Sony also signalled another big new entertainment opportunity at CES, when it unveiled its first electric car and announced a new division called Sony Mobility. Cars like Sony’s concept vehicle can be the next new entertainment center once they’ve mastered the autonomous-driving  functions that free people from actually having to drive while traveling. If everyone’s a passenger in the cars of the future, many will want those Sony movies and games to pass the commute time (if people still have a commute by then). 

The company has plenty of challenges ahead, though tapping that Kando spirit might solve one of them: three in five streaming subscribers don’t like their viewing experiences, according to a new Accenture study. 

The study interviewed people who subscribe to more than one streaming service, i.e., the most valuable customers in streaming.

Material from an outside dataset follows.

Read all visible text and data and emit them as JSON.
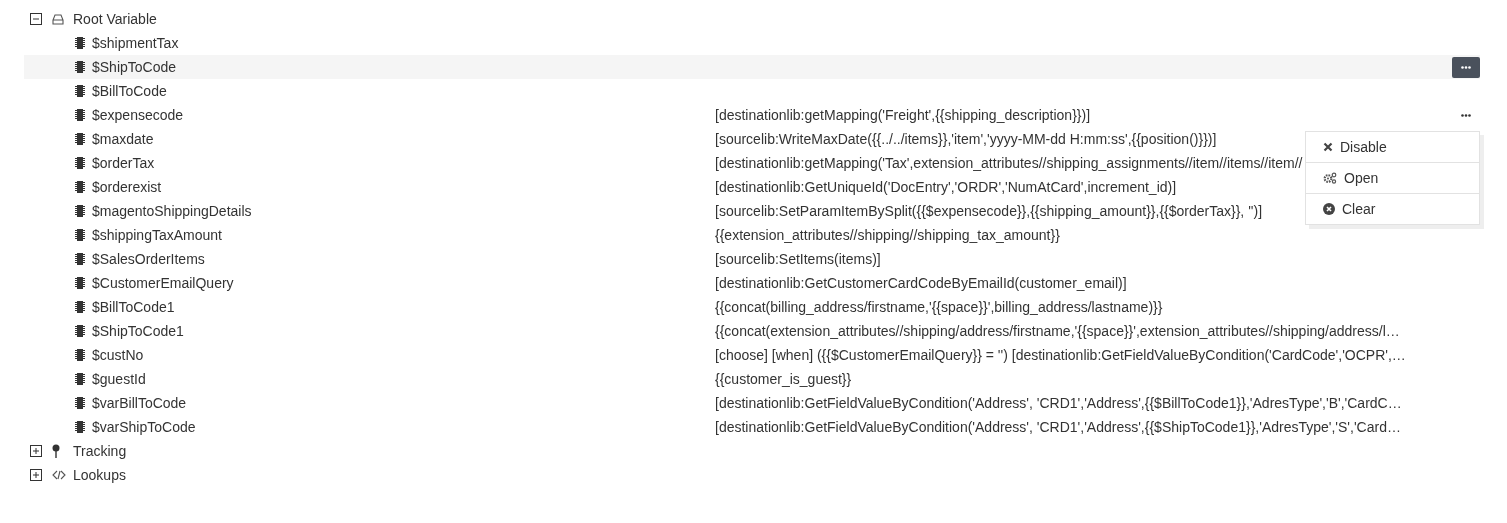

Nearly half said they spend at least 6 minutes looking for something to watch, which doesn’t sound very Kando at all. 

The proliferation of profiles and preferences across all those services is another problem, according to Accenture: More than half those surveyed wish their profile could be shared across multiple services. That sounds like exactly the kind of headache that a Switzerland company could solve, especially one with the installed base of high-end platforms Sony already has. 

All of which makes Sony CEO Kenichiro Yoshida’s comments about the company’s future even more interesting as the mid-sized conglomerate tries to remain both independent and relevant in a rapidly evolving market. Maybe it should be spelled “can-do spirit” as much as “Kando spirit.”